In a mile race, Akshay can be given a start of 128 m by Bhairav. This means that Bhairav can afford to start after Akshay has travelled 128 m and still complete one mile with him. In other words, Bhairav can travel one mile, i.e. 1,600 m in the same time as Akshay can travel (1600 – 128) = 1,472 m. Hence, the ratio of the speeds of Bhairav and Akshay = Ratio of the distances travelled by them in the same time = $\frac{1600}{1472}$ = 25 : 32. Bhairav can give Chinmay a start of 4 miles. This means that in the time Bhairav runs 100 m, Chinmay only runs 96 m. So the ratio of the speeds of Bhairav and Chinmay = $\frac{100}{96}$ = 25 : 24.
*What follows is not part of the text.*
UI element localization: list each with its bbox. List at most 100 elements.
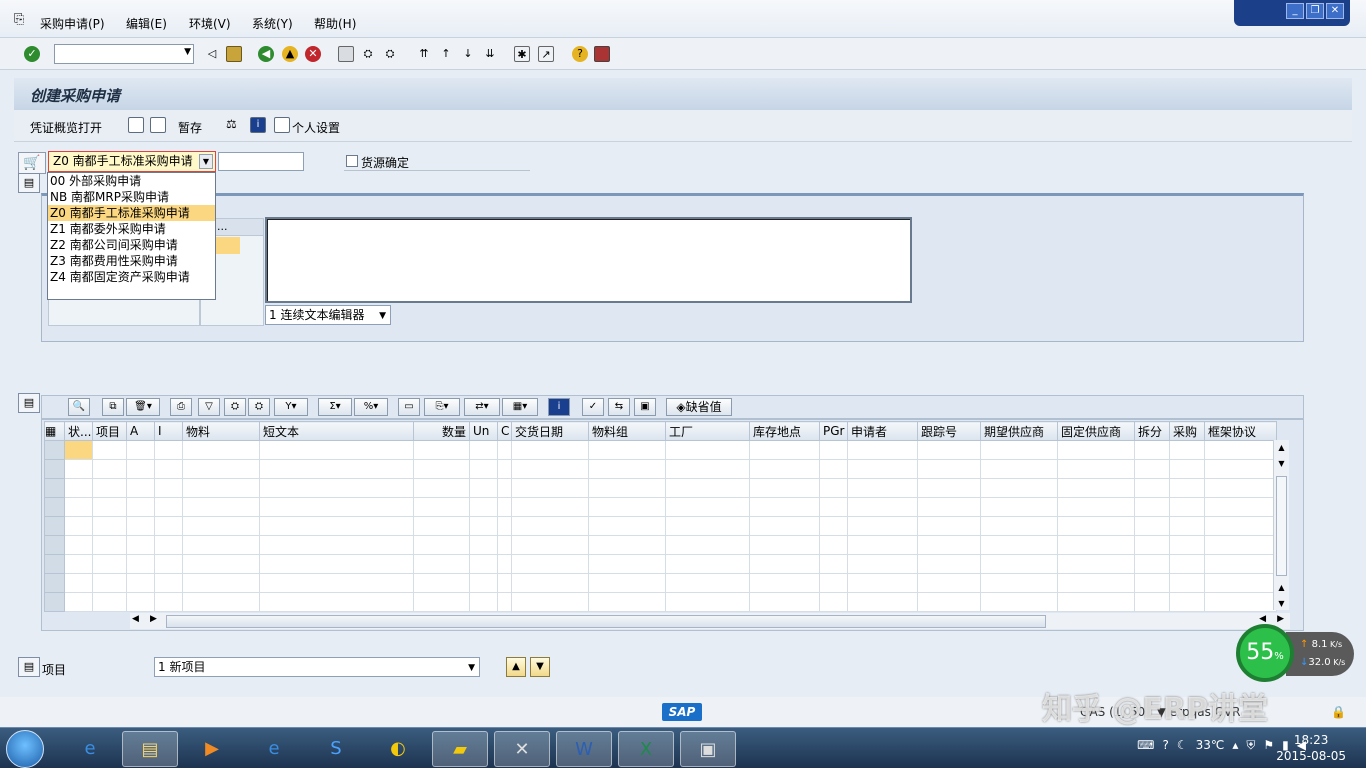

Hence, we have B : A = 25 : 23 and B : C = 25 : 24. So A : B : C = 23 : 25 : 24. This means that in the time Chinmay covers 24 m, Akshay only covers 23 m. In other words, Chinmay is faster than Akshay. So if they race for $1\frac{1}{2}$ miles = 2,400 m, Chinmay will complete the race first and by this time Aksahy would only complete 2,300 m. In other words, Chinmay would beat Akshay by 100 m = $\frac{1}{16}$ mile.